Troopers in the sky - WALB.com, Albany News, Weather, Sports

Special Report--

Troopers in the sky

The camera reads the difference between the temperatures of objects in its path to create an image. The camera reads the difference between the temperatures of objects in its path to create an image.

December 1, 2004

Albany-- When someone disappears, it often takes eyes in the sky to peer through the darkness.

Those eyes belong to Georgia State Patrol pilots Tony White and Kevin Coalson. One pilots the GSP helicopter while the other operates technology so important, that without it, a mission like this would be close to impossible.

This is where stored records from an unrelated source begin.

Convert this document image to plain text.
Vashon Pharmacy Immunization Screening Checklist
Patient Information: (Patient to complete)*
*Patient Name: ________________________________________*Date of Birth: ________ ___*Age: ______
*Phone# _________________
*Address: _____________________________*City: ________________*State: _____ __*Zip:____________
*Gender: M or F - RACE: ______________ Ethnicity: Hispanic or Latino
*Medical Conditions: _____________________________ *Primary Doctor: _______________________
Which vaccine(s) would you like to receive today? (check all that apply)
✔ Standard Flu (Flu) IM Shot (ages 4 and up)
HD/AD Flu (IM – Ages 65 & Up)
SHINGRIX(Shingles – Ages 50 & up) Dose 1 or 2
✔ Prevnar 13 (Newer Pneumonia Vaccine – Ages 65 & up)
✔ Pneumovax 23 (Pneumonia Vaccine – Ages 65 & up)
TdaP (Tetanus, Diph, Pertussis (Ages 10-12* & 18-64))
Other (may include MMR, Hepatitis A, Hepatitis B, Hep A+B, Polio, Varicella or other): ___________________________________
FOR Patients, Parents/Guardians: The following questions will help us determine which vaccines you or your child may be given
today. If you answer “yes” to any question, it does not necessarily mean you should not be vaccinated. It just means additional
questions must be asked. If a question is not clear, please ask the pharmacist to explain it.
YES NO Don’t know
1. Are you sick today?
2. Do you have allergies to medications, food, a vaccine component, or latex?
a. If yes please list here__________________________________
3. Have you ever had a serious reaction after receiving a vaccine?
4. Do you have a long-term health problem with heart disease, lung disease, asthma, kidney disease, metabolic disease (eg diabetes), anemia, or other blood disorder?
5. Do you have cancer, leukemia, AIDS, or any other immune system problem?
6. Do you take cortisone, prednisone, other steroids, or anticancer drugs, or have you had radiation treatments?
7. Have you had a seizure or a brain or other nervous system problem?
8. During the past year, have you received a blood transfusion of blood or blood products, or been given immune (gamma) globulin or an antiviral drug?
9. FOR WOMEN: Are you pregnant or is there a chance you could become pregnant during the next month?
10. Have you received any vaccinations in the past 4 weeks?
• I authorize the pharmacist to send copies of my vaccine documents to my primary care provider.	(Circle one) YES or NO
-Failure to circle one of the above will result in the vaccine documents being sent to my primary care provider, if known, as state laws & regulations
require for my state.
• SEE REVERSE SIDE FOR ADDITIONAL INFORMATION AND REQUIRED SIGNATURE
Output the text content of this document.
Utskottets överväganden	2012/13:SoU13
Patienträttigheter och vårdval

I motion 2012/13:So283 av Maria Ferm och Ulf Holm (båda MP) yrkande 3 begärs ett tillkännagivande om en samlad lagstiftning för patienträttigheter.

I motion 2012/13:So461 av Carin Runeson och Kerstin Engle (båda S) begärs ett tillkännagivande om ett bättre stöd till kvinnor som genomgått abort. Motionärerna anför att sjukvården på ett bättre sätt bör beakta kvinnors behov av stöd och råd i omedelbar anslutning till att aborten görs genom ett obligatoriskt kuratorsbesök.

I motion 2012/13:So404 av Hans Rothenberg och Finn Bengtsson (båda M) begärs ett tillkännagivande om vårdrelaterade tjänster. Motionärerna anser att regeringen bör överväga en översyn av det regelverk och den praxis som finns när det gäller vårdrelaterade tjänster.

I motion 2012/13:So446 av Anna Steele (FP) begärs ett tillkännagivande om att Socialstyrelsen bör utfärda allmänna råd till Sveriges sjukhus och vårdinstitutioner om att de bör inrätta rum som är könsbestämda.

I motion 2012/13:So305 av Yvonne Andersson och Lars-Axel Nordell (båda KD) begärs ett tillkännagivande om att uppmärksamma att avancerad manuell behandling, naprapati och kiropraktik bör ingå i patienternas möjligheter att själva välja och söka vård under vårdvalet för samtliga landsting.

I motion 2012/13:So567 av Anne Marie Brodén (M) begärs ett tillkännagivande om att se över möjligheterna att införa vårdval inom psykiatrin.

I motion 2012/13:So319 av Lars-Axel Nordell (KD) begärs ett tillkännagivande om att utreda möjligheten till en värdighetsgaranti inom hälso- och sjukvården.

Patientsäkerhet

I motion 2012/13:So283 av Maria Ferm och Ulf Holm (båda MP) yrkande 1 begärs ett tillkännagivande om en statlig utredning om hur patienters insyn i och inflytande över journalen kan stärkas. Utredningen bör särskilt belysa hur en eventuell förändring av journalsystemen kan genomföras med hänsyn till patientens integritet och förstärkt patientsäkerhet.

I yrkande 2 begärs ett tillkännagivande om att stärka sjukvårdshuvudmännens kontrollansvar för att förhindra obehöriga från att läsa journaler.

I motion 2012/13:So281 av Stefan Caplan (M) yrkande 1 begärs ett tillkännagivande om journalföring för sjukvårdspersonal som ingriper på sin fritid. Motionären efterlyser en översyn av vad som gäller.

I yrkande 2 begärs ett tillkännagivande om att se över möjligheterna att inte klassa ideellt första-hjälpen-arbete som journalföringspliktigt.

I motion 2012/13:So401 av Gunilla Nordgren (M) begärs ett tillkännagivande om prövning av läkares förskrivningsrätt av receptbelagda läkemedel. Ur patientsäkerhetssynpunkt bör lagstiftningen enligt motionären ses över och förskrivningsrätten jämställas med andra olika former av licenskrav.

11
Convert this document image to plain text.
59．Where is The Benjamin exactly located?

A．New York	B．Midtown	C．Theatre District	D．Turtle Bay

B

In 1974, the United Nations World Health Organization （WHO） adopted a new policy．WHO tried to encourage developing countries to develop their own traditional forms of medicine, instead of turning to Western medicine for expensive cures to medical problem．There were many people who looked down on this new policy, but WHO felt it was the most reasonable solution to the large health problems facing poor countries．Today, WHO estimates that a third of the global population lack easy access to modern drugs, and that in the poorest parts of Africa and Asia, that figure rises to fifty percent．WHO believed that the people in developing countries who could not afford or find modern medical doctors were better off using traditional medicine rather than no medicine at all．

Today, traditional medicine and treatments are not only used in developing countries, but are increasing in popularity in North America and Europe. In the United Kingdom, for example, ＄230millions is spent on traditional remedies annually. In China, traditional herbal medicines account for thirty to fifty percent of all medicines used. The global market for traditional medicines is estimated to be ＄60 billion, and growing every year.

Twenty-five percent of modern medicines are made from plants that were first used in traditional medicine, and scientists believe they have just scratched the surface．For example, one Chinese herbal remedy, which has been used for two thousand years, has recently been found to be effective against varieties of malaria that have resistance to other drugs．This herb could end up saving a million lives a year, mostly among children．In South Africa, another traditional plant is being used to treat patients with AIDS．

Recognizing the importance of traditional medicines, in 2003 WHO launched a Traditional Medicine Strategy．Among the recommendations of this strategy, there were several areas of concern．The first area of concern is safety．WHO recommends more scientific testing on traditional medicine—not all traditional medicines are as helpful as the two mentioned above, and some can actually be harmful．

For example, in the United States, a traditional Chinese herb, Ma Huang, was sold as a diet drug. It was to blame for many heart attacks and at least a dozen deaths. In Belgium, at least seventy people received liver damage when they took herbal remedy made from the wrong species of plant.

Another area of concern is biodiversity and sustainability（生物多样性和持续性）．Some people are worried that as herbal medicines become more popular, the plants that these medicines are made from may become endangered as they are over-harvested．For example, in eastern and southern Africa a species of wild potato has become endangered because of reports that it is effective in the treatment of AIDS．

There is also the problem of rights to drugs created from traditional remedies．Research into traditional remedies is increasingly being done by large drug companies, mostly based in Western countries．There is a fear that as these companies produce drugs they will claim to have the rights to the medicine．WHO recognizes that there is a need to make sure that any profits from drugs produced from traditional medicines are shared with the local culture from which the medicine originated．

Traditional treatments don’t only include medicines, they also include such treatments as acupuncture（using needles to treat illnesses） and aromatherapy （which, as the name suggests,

"You're watching out for any obstructions, unlighted towers, all those things," said Coalson. "Then you're trying to coordinate this whole search effort."

The search is centered around a small screen in the cockpit. It shows the world below through the lens of a Forward Looking Infra-Red camera, better known as the FLIR. Through the darkest night, the camera picks up anything with heat.

"As long as it puts off heat and it's during a certain time of day when conditions are right, you can be able to detect things," says White.

The Infra-Red camera picks up body heat. It doesn't matter if you're laying on the ground or even standing up. But using this technology on helicopter takes a lot of focus, a lot of patience and a lot of teamwork.

FLIR cameras are mounted to the bottom of GSP helicopters. They're used all over Georgia and have been since 1996. When the team is called, they can be locked in, and ready to leave the ground in minutes. But they never really know how long they'll be in sky. "We've flown all night long on searches whether it's for a fugitive or whether it's a lost child or a missing person."

FLIR video of a search for an escaped convict can take hours, but even if the escapee is lying on the ground trying to hide, the FLIR operator has him in his sites. "A lot of times we're able to keep that suspect bedded down and let the dog team trail them and walk up on them," says Coalson.

Rescuers also look for Alzheimer's patients. On a freezing night, they can see the woman's body curled up on the ground in the woods. She's surrendered to her confusion. But the GSP pilots keep her on the screen until they talk rescuers right to her. "There are times that they would not be found without use of the helicopter," says Coalson.

When rescuers search for a small child, huddled in the thick of the trees, these are some of the most memorable searches and successes. "It's hard to put a price on our operation when you return a five-year-old child that's been missing to their family," says Coalson.

"To see the love they have for that person and the gratitude they have for you," White said. But the loved ones of lost ones found by these men, never actually see them. "You stay until the job is done."

Then they're gone as quickly as they arrived. "It's just a rewarding feeling, ya know, it's a very rewarding job in all that we do," said Coalson.

"Knowing that you saved a life and that's what we're out here for is to save lives," White said.

Using their eyes and their wings to shine light on dark days, like angels in the sky. Any law enforcement agency can call on the Georgia State Patrol Aviation section when they need their help. Not only to they help find people who are missing, but they are also crucial in drug bust operations.